We report on the recently developed technique of magnetic-field-dependent small-angle neutron scattering (SANS), with attention to bulk ferromagnets exhibiting random magnetic anisotropy. In these materials, the various magnetic anisotropy fields (magnetocrystalline, magnetoelastic, and/or magnetostatic in origin) perturb the perfectly parallel spin alignment of the idealized ferromagnetic state. By varying the applied magnetic field, one can control one of the ordering terms which competes with the above-mentioned perturbing fields. Experiments which explore the ensuing reaction of the magnetization will therefore provide information not only on the field-dependent spin structure but, importantly, on the underlying magnetic interaction terms. This strategy, which underlies conventional studies of hysteresis loops in magnetometry, is here combined with magnetic SANS. While magnetometry generally records only a single scalar quantity, the integral magnetization, SANS provides access to a vastly richer data set, the Fourier spectrum of the response of the spin system as a function of the magnitude and orientation of the wave vector. The required data-analysis procedures have recently been established, and experiments on a number of magnetic materials, mostly nanocrystalline or nanocomposite metals, have been reported. Here, we summarize the theory of magnetic-field-dependent SANS along with the underlying description of random anisotropy magnets by micromagnetic theory. We review experiments which have explored the magnetic interaction parameters, the value of the exchange-stiffness constant as well as the Fourier components of the magnetic anisotropy field and of the magnetostatic stray field.

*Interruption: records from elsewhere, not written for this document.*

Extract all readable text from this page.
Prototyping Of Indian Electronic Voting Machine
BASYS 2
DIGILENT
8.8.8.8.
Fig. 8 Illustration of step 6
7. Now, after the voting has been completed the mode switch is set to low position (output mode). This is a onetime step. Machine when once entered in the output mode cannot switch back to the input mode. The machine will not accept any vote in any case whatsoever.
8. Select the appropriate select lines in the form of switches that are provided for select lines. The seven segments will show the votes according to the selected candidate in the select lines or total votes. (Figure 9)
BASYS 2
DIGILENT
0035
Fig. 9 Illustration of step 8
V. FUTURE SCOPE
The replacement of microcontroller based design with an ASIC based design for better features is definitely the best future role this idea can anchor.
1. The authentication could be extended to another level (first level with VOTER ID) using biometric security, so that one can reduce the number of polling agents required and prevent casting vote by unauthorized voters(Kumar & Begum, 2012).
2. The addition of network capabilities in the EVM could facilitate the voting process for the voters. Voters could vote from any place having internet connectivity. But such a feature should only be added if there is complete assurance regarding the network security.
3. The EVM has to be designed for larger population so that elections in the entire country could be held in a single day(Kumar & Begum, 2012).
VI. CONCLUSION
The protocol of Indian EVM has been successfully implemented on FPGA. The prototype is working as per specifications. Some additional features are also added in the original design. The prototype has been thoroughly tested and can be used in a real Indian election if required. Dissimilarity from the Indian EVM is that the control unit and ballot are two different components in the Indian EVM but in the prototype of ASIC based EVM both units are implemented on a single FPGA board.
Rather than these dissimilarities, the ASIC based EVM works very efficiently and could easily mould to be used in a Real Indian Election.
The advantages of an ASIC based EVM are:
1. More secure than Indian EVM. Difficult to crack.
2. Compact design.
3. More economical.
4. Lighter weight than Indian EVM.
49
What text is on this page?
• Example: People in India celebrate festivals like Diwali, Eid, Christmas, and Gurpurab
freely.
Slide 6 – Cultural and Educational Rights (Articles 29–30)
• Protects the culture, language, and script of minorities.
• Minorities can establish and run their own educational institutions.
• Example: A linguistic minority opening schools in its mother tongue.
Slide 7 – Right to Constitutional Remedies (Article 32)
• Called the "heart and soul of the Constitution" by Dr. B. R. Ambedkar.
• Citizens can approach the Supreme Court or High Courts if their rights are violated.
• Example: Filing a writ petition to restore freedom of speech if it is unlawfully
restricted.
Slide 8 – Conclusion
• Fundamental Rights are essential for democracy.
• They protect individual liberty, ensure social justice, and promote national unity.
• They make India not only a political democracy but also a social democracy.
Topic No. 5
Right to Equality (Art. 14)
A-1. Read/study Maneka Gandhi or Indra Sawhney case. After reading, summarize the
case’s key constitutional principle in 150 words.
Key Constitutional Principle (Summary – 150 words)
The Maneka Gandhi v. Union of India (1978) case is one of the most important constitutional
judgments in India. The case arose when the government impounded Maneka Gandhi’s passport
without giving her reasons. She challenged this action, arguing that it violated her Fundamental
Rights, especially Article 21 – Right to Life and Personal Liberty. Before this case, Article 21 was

A model-independent approach, based on the experimental autocorrelation function of the spin misalignment, provides access to the characteristic length of the spin misalignment. The field dependence of this quantity is in quantitative agreement with the predictions of micromagnetic theory. Experiments on nanocomposite ferromagnets reveal that the jump of the magnetization at internal phase boundaries leads to a significant magnetostatic perturbing field, with an unusual 'clover-leaf' SANS pattern as the experimental signature. Furthermore, SANS experiments have been used to monitor the orientation of magnetic domains as well as the length scale of intradomain spin misalignment.